Il est en théorie possible de gagner encore plus de place en utilisant des blocs de la grandeur d'un cylindre (donc en éliminant complètement les secteurs). Cette méthode a été utilisée avec les disquettes (distribution media format) et permet de passer de 1.4MB à 2MB. Le problème avec les disques durs est que le nombre de secteurs n'est pas constant (zoned bit recording). La gestion de blocs de longueur variable n'est pas envisageable, on a donc choisi une longueur qui soit un compromis. Notez que l'Advanced Format II travaille avec des blocs d'1MB.

Le disque dur permet toujours un accès via des blocs de 512 bytes (pour des raisons de compatibilité). Il n'y a pratiquement pas de pénalité à la lecture, mais l'écriture d'un bloc provoque un ralentissement notable. Il faut en effet lire tout le bloc de 4096 bytes pour en modifier 512, et puis réécrire les 4096 bytes. Il faut attendre que le bloc à modifier repasse sous les têtes (read-modify-write). Si le disque tourne à 5400 tours, cela produit au minimum une pénalité de 11ms par opération d'écriture.

Ubuntu détecte automatiquement qu'une partition est mal alignée “This partition is misaligned by 512 bytes”. Il faut utiliser un programme comme parted pour aligner correctement les partitions. Windows qui n'a pas un tel programme doit utiliser le programme fourni avec le fabricant de disque durs (Western Digital), mais il existe également des utilitaires génériques.

Advanced Format, clusters et partitions

Le système d'exploitation travaille actuellement avec des clusters de 4k et les disques utilisent des blocs de 4k.
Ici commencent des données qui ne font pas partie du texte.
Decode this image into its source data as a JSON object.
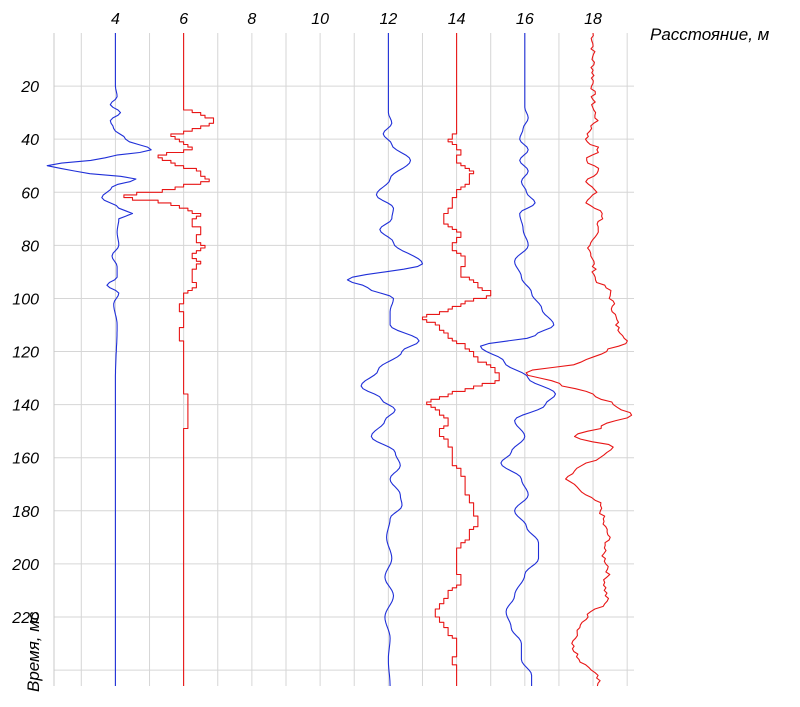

L'idéal quoi...

... Sauf qu'une partition ne commence normalement pas à une adresse qui est un multiple de des blocs de 4k (la première partition commence au bloc 63). Chaque cluster se retrouve donc dans deux blocs différents, ce qui est très néfaste pour la vitesse de fonctionnement du système. Pour lire ou écrire un cluster, il faut donc lire ou écrire deux blocs de 4k.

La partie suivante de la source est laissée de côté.